The glass didn’t blink back from the roadway like it did back home where it had been purposefully set into the asphalt to make matters shine. This wasn’t that kind of glass. This was windshield glass and the only time it shimmered was when the red siren light bounced into it.
Someone else, in another accident, in another time, asked how to decrease the smell of alcohol. And in those days I was full of those kinds of answers because my allegiance to sugary distillations. I knew this way. I knew that way. Now, seeing the glass in another way, picking it out of the other people, I didn’t have the heart to dial into that stuff. I smelled it. I smelled it like it had come from me.
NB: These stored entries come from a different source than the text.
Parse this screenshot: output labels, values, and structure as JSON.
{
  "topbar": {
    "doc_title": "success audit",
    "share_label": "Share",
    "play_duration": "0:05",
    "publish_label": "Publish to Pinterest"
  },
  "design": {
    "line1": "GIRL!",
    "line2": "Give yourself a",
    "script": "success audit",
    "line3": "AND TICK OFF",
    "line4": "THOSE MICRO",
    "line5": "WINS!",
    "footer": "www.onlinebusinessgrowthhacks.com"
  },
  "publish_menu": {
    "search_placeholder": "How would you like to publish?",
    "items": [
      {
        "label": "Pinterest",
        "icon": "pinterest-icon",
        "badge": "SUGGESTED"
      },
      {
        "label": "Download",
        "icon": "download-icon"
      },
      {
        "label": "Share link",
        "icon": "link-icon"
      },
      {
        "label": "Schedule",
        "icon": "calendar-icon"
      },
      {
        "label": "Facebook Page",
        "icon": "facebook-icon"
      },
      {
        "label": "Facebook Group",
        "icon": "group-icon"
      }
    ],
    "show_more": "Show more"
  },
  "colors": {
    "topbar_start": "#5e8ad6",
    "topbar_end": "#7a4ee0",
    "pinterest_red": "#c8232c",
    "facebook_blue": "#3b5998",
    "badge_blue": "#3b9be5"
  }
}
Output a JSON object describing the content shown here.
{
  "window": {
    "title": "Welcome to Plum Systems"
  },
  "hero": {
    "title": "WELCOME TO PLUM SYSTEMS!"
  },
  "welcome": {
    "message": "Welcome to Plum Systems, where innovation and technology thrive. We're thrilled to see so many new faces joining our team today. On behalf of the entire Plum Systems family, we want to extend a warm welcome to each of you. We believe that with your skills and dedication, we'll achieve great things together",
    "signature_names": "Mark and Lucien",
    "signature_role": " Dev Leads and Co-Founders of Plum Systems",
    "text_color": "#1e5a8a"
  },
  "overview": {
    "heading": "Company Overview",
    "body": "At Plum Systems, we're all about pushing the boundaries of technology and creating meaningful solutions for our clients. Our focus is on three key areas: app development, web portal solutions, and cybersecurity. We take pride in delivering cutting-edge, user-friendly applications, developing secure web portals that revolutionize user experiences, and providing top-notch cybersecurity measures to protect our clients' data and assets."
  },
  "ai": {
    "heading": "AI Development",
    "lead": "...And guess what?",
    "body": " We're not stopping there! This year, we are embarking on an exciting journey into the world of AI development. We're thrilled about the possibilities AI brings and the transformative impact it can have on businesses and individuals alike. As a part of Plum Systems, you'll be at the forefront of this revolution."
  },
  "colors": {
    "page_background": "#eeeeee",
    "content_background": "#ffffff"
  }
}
An old guy stood writing everything down on a pad of paper in case he forgot. Names, license plates, which car he thought started everything, who was driving. I kept picking out the glass. With the advent of the bathing red lights, my job ended. I drifted into the coming night. Night tumbled in with the stealth. The hungry temperatures clung to everything, the fan blades, the churning lights behind me, the a/c units belching their exhaust.
Someone was listening to music. And I recognized the song. The singer had a bad car wreck himself and lost an eye. I couldn’t imagine any loss like that. Tremendous heartbreaking loss. Sound, and smell and sight. Oh, that last one would hurt the most. Trying to recall light for what it meant and what it was and how it tricked us all. What kind of fool I always am, this slave to light.